The following is my fifth response paper for ENGL 325. We weren't told what to write about this time so I picked "The Yellow Wallpaper" by Charlotte Perkins Gilman.

The narrator of "The Yellow Wallpaper" asserts that there is something odd about the house that she and her husband have rented for the summer. The only strange thing about it is the woman that spends most of her time cooped up in the nursery staring at the old wallpaper. In fact, she is completely obsessed with it. She tries at length to describe what it is about it that offends her so. I have difficulty in picturing anything beyond just the color of the paper. Nothing else is consistent. It changes according to the lighting in the room, or so the narrator indicates.

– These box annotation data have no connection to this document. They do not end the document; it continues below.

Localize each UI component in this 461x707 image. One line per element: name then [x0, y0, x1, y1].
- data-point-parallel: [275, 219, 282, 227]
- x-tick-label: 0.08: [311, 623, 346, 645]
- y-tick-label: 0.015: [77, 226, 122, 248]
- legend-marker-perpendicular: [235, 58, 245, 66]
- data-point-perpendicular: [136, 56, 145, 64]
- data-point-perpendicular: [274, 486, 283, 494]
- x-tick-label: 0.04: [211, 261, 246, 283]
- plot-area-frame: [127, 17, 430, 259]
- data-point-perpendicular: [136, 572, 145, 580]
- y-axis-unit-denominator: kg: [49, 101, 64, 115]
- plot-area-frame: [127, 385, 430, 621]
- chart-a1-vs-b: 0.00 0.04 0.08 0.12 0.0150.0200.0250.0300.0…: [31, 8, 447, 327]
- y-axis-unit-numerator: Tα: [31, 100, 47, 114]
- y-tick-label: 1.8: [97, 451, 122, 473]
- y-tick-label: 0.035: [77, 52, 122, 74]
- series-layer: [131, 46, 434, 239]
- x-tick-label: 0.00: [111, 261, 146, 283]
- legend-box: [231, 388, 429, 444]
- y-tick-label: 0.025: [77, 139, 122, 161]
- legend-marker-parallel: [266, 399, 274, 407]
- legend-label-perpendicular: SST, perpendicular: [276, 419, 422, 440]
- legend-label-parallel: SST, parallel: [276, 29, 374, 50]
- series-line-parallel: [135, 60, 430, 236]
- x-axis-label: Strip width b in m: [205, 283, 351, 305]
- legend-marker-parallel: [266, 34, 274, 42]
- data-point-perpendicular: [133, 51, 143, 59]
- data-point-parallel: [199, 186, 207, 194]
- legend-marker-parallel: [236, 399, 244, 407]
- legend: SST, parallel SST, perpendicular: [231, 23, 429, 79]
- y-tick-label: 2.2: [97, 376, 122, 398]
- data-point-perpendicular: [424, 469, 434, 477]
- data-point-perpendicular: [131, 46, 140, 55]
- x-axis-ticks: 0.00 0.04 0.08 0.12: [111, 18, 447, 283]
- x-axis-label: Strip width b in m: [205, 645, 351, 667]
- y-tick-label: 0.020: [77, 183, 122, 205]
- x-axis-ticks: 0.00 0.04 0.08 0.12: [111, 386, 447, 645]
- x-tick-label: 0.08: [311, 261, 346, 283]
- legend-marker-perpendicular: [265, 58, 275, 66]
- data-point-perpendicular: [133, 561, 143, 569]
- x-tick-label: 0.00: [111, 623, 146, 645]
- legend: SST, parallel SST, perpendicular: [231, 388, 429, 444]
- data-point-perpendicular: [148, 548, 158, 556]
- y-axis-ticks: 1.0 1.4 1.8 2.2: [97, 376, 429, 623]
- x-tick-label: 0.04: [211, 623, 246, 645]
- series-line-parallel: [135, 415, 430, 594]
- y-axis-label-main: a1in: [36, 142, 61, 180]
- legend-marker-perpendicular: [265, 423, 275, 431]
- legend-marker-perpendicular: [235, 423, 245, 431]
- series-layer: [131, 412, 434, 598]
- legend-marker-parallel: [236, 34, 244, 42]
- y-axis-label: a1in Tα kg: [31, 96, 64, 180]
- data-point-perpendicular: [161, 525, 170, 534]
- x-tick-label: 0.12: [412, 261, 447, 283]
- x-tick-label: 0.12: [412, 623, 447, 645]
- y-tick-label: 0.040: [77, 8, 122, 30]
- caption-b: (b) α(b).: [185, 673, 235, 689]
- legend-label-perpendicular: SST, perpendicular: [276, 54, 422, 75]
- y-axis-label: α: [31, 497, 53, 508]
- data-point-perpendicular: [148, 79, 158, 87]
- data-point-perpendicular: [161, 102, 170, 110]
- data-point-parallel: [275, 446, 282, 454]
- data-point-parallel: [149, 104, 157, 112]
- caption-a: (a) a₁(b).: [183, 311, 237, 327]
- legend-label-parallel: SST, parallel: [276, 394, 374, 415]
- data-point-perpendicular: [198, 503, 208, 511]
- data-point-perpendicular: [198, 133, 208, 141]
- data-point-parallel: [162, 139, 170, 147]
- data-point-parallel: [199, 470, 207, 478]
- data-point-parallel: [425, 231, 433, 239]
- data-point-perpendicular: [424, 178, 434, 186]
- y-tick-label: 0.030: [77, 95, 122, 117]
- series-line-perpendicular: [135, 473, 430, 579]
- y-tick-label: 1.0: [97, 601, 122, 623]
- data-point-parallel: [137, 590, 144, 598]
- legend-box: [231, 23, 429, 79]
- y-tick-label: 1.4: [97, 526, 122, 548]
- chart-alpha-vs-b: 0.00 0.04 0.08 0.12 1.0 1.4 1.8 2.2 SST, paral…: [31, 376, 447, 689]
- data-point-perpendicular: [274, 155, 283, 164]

I determined that as the narrator descends deeper into madness how she perceives things, particularly the wallpaper, constantly changes. She wasn't describing the wallpaper itself, but what it was that she saw in it and by that I don't mean a pattern conceived of by the designer. The paper was most likely uncomplicated; perhaps it was just a plain shade of yellow showing some normal signs of age, such as fading from all the direct sunlight that it receives. There could have been so little going on with this wallpaper that the narrator projected onto it in order to cope with that.

The narrator is a writer; specifically a storyteller. She is compelled to tell the story of the wallpaper and in doing so, she reveals her own. There are bars on all of the windows in the nursery. At night the wallpaper resembles bars over a figure she is certain is female. Near the end of the story the narrator tells us that the woman manages to escape from her prison-pattern during the day. The reason she can say this is because she has seen her from each of her windows. In reality, the narrator only sees her reflection.